Newly discovered galaxy cluster is by far the most ancient ever detected
Astronomers have detected the most distant galaxy cluster ever discovered lurking some 11.1 billion light-years away from Earth. Named CL J1001+0220 (CL J1001), the new find indicates that galaxy clusters were formed around 700 million years earlier than previously thought.
Galaxy clusters are thought to be the largest structures in the universe bound together by the force of gravity. The clusters can be comprised of anything from a handful, to hundreds of thousands of galaxies, and have been observed to vary greatly in terms of characteristics and galaxy distributions.
Prior to the new discovery, which was made using a host of ground and space based telescopes including Hubble, Chandra, and the ESO's Very Large Telescope, only loose protoclusters had been found so far away.
Astronomy is like cosmic archaeology, in that we never observe a heavenly body as it actually exists in the present day. Instead, we see it as it appeared when the light left its source. In the case of CL J1001, we are seeing the galaxy cluster as it was roughly 11.1 billion years ago.
The team behind the discovery believe that the light from CL J1001 left its source soon after it made the transition from a loose gathering of galaxies to a fully formed cluster, with a core consisting of 11 massive elliptical galaxies.

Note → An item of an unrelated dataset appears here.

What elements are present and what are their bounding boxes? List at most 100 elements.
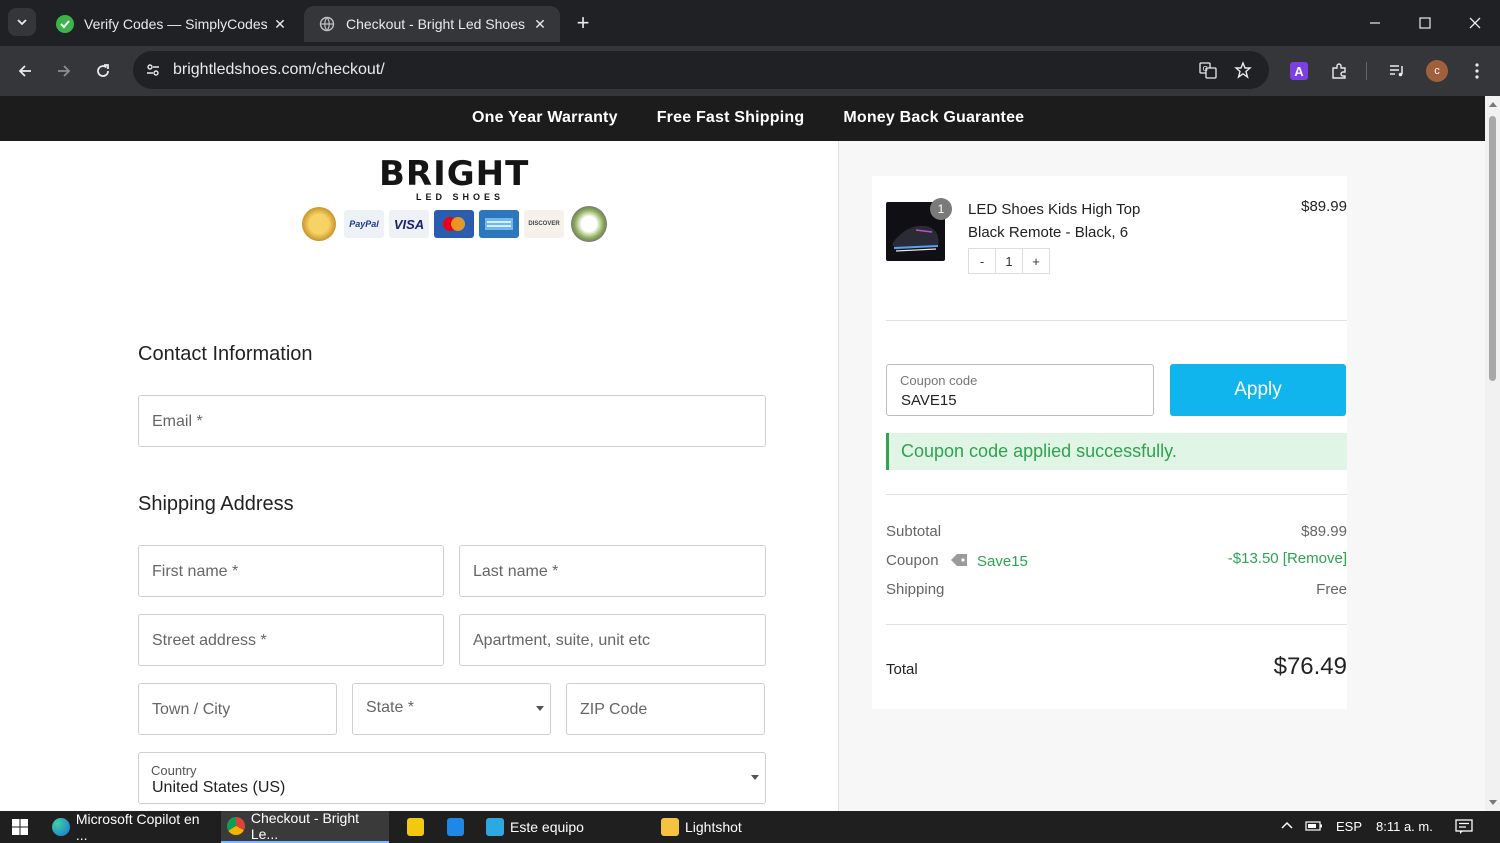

This stage of evolution has never been seen before, and so could prove instrumental in updating models regarding the early evolutionary paths taken by galaxy clusters.
An analysis of the data showed that nine of the galaxies forming the core of CL J1001's were undergoing an impressive bout of star formation, with the equivalent of 3,400 Suns being created each year.
"This galaxy cluster isn't just remarkable for its distance, it's also going through an amazing growth spurt unlike any we've ever seen," says Tao Wang of the French Alternative Energies and Atomic Energy Commission (CEA) who led the study.
After comparing their data with advanced computer simulations designed to model the formation of galaxy clusters, the team discovered that CL J1001 was carrying a surprising amount of mass in the form of stars contained within the core galaxies.
This could suggest that current models are wrong regarding the rate of star birth in newly formed galaxy clusters, or that CL J1001 represents a rare form of cluster seldom seen, and therefore not accounted for in present theories.
The levels of star-birth could indicate that elliptical galaxies that form the cores of clusters experience bouts of star formation that are more intense, but also significantly more short-lived than those undertaken by their cousins existing outside of a cluster. The results also cast doubt on the prevailing theory that star birth in galaxies forming the core of a cluster takes place before the galaxy joins with the larger structure.
Moving forward, astronomers will attempt to discover further examples of clusters with characteristics similar to CL J1001, which will help determine whether these traits were common in the early universe, or some kind of cosmic fluke.
A paper describing the results is published in The Astrophysical Journal.